I had to look at the copies to make sure they were complete.  Death certificate, medical reasons which belied the possibility that she had just begun to feel lost in her days without my dad and it depleted her too quickly.  More legal documents; a last will and testament.  And her name, in her hand.

Suddenly, there wasn’t enough air in the house, in the world for me to breathe.  Andy looked at me and all I could do was show him the papers in my hand before my gasping turned into a sob that came from a place in me – a waiting room for sobs I think.  Deep, primal.  Nine years already?  And still.  Her name, in her hand.  I lost my footing; I wasn’t ready.  I will never be ready.

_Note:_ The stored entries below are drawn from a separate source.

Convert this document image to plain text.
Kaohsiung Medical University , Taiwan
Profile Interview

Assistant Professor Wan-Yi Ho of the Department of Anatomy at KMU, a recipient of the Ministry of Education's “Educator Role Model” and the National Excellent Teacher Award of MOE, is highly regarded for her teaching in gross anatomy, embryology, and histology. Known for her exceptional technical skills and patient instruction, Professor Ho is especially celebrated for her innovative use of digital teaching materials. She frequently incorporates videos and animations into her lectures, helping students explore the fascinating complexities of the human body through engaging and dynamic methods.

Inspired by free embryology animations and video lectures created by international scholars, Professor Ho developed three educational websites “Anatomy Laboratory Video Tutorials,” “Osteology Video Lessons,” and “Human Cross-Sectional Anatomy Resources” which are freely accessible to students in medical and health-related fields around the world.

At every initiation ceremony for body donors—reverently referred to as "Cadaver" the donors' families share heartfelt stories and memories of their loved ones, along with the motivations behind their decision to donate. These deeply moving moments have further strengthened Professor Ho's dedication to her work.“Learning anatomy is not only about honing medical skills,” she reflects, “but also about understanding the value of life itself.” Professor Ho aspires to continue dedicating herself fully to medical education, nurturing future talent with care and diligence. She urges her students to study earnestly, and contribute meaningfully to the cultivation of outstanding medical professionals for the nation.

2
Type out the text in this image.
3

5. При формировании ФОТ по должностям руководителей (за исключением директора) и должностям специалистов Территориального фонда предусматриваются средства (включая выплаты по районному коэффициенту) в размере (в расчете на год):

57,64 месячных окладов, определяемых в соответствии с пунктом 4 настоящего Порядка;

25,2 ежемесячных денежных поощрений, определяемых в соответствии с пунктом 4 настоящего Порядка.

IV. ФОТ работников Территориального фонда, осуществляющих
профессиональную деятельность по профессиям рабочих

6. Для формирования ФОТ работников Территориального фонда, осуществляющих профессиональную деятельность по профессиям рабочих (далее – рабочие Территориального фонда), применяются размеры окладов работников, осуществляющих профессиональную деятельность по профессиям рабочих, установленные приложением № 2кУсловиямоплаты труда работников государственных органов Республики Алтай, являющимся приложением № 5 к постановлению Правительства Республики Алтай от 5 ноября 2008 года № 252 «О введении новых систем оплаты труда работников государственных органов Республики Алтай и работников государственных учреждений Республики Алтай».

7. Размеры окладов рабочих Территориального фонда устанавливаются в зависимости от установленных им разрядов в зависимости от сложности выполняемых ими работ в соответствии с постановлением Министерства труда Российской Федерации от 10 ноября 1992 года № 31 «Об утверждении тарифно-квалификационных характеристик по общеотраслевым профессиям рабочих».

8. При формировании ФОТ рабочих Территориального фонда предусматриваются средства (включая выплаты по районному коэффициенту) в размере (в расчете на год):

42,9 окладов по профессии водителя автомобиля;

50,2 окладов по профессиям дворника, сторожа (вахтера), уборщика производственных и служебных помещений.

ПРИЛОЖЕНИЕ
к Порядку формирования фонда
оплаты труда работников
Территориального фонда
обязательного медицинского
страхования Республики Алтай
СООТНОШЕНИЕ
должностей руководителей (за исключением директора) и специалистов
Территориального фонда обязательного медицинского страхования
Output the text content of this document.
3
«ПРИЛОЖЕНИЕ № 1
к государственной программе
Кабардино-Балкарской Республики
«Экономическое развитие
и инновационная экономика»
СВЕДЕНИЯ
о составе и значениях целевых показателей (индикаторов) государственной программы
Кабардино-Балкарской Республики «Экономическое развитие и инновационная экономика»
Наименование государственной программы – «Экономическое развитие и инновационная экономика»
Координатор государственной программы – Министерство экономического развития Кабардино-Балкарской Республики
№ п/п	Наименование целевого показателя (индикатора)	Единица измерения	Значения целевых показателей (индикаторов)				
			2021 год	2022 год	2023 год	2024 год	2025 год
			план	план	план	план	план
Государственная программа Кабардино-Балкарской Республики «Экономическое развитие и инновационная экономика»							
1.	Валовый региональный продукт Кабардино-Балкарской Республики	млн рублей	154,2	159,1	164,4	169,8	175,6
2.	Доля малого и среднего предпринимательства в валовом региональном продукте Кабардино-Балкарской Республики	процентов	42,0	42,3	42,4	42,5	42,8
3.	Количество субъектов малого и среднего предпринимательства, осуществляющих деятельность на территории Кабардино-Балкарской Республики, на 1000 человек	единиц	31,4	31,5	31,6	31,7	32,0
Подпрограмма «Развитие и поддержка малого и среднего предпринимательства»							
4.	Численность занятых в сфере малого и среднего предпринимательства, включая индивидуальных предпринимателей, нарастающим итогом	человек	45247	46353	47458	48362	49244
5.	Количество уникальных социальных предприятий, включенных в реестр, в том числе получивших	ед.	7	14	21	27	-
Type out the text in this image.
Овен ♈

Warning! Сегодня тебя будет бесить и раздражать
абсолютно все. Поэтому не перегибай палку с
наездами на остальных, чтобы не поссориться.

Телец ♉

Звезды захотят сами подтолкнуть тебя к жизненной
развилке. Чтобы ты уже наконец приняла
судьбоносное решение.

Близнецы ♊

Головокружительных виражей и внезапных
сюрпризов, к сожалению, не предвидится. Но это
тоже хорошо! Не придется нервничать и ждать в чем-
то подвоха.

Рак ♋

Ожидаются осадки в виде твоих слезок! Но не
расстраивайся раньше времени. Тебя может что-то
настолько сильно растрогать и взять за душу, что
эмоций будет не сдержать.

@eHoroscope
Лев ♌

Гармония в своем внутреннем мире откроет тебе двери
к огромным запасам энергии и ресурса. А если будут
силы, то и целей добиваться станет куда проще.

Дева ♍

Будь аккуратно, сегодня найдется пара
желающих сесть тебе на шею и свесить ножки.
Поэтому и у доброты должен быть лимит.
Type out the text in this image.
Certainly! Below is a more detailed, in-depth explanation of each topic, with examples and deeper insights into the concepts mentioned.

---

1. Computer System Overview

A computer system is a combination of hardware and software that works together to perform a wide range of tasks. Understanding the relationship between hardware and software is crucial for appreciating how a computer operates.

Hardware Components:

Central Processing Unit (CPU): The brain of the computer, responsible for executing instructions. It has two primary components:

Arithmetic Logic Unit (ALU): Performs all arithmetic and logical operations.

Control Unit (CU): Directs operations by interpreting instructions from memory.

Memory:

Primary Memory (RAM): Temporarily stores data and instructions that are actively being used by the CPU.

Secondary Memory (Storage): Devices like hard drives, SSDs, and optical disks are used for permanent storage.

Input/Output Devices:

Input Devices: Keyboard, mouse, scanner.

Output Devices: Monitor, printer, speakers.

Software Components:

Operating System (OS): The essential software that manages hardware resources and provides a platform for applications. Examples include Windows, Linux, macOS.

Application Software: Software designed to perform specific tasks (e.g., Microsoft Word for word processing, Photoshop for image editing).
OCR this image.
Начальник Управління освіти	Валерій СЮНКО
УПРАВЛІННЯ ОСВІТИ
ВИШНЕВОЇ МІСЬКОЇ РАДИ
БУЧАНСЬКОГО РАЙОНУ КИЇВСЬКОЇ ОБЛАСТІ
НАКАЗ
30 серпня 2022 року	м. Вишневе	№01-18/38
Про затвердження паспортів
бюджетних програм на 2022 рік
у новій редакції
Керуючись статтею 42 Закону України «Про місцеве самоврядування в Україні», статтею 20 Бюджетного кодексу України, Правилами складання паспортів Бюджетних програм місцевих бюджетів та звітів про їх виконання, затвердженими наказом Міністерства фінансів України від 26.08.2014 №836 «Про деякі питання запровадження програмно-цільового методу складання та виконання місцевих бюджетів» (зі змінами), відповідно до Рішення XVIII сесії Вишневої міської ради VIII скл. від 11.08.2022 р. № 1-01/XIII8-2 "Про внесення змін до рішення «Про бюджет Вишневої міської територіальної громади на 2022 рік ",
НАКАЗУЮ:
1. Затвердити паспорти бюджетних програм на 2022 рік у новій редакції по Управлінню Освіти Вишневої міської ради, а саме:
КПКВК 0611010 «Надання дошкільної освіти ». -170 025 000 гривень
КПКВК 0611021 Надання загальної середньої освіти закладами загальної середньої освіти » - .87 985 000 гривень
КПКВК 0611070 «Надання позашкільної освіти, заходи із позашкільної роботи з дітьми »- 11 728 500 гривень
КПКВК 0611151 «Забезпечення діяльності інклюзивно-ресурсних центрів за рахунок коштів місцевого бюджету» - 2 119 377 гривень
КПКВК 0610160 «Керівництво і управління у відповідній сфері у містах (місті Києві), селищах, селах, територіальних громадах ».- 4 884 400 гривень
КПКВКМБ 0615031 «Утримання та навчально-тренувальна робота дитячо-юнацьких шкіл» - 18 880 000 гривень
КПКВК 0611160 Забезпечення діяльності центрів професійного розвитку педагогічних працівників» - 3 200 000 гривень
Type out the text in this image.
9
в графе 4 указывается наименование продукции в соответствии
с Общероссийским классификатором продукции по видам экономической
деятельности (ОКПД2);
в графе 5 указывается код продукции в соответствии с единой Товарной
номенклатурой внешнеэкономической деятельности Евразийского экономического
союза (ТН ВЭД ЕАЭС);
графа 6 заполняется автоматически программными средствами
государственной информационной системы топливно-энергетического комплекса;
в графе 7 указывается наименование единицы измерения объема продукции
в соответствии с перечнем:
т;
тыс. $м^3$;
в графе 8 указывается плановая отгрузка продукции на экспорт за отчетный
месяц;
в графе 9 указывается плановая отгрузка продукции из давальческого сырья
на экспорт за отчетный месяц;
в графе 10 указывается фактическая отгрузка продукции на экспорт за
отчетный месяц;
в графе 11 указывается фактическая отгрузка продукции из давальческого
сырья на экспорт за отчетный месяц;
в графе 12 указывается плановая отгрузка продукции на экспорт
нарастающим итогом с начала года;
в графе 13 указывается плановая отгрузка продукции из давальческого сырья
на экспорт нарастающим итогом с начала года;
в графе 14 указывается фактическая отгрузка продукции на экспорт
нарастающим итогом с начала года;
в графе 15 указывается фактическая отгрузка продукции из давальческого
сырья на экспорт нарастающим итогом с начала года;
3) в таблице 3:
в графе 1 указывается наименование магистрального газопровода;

My friend doesn’t believe that there is something after this life.  I believe it, but don’t really know what it is I’m believing.  In an interview on NPR, Mary Roach rhetorically asks, who is better off?  The believer or the non-believer?  We agreed, that one with faith – in all that one can’t see – is arguably better off.  But there was little doubt that sometimes pain can take your breath away regardless of your position.

“It’s so curious:  one can resist tears and ‘behave’ very well in the hardest hours of grief.  But then someone makes you a friendly sign behind a window, or one notices that a flower that was in bud only yesterday has suddenly blossomed, or a letter slips from a drawer…and everything collapses.” — Colette

I drove to the post office with one hand on the envelope, rubbing the spot where I thought her signature might be.  The postmaster commented about the address “Headin’ to Vienna, Austria, right?  And here we are in Vienna, Virginia – funny, huh?”  I think I smiled.  I wanted to tell him that he was holding my mom’s name.  In her hand.  And that it was briefly in mine.